On the manifold, the two springs being loose, you need to gently lowdown so they do not fall. if the assembly is nicely vertical, all goes smooth. on the last bits, you need press a bit more as
you now have a new o-ring. Once popped in, set back the bolts. As you don't want to have leaks, make sure you tight first by hand, and then one turn at a time. jump to opposite bolt
so that both surfaces are always parallel. I couldn't find infos on the exact torque, but remembered the force i've used to loose them.
All with all, its pretty easy repair and considering the kit is really cheap vs new pump, 12 dollars I think.

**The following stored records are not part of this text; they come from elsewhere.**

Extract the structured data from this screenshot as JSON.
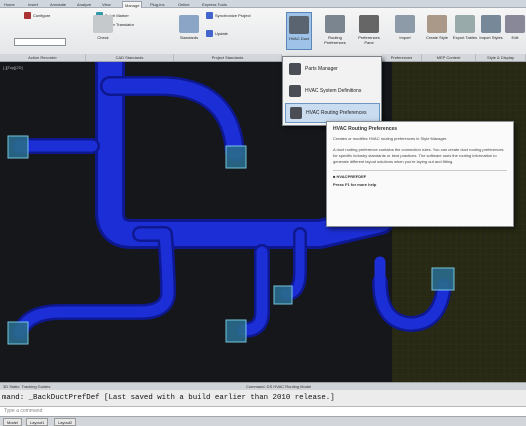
{
  "tabs": [
    "Home",
    "Insert",
    "Annotate",
    "Analyze",
    "View",
    "Manage",
    "Plug-ins",
    "Online",
    "Express Tools"
  ],
  "active_tab": "Manage",
  "ribbon": {
    "small_buttons": [
      "Configure",
      "Batch Marker",
      "Layer Translator",
      "Synchronize Project",
      "Update"
    ],
    "big_buttons": [
      "Check",
      "Standards",
      "Synchronize Check",
      "HVAC Duct",
      "Routing Preferences",
      "Preferences Pane",
      "Import",
      "Create Style",
      "Export Tables",
      "Import Styles",
      "Edit"
    ],
    "panel_labels": [
      "Action Recorder",
      "CAD Standards",
      "Project Standards",
      "Preferences",
      "MEP Content",
      "Style & Display"
    ],
    "combo_value": ""
  },
  "dropdown": {
    "items": [
      "Parts Manager",
      "HVAC System Definitions",
      "HVAC Routing Preferences"
    ],
    "selected": 2
  },
  "tooltip": {
    "title": "HVAC Routing Preferences",
    "lines": [
      "Creates or modifies HVAC routing preferences in Style Manager.",
      "A duct routing preference contains the connection rules. You can create duct routing preferences for specific industry standards or best practices. The software uses the routing information to generate different layout solutions when you're laying out and fitting."
    ],
    "command": "HVACPREFDEF",
    "help": "Press F1 for more help"
  },
  "canvas": {
    "viewport_label": "[-][Top][2D]"
  },
  "status": {
    "left": "3D Static: Tracking Guides",
    "mid": "Command: DS HVAC Routing Model"
  },
  "command_history": "mand: _BackDuctPrefDef [Last saved with a build earlier than 2010 release.]",
  "command_input": "Type a command",
  "layout_tabs": [
    "Model",
    "Layout1",
    "Layout2"
  ],
  "colors": {
    "duct": "#1c2fd6",
    "duct_edge": "#3a50ff",
    "fitting": "#4fa7c9",
    "canvas": "#15171a"
  }
}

From what I saw, the o-rings are the ones making the diff and I think that's what my 73 pump needs. The old ones are very hard to the touch and probably are loosing their sealing properties. If yours is not working properly, may your pump be damaged inside, this kit is useless and you will need a new pump anyway, but being in oil all the time, chances are high this dirty job is worth the effort. Glad I did it.
And as a bonus, you have in the end a shiny garage floor
Next time I do this, I'll surely take this in account!
Been busy on other stuffs this weekend, but to keep a bit of logic in this thread, I'll finish this pump chapter first once back together.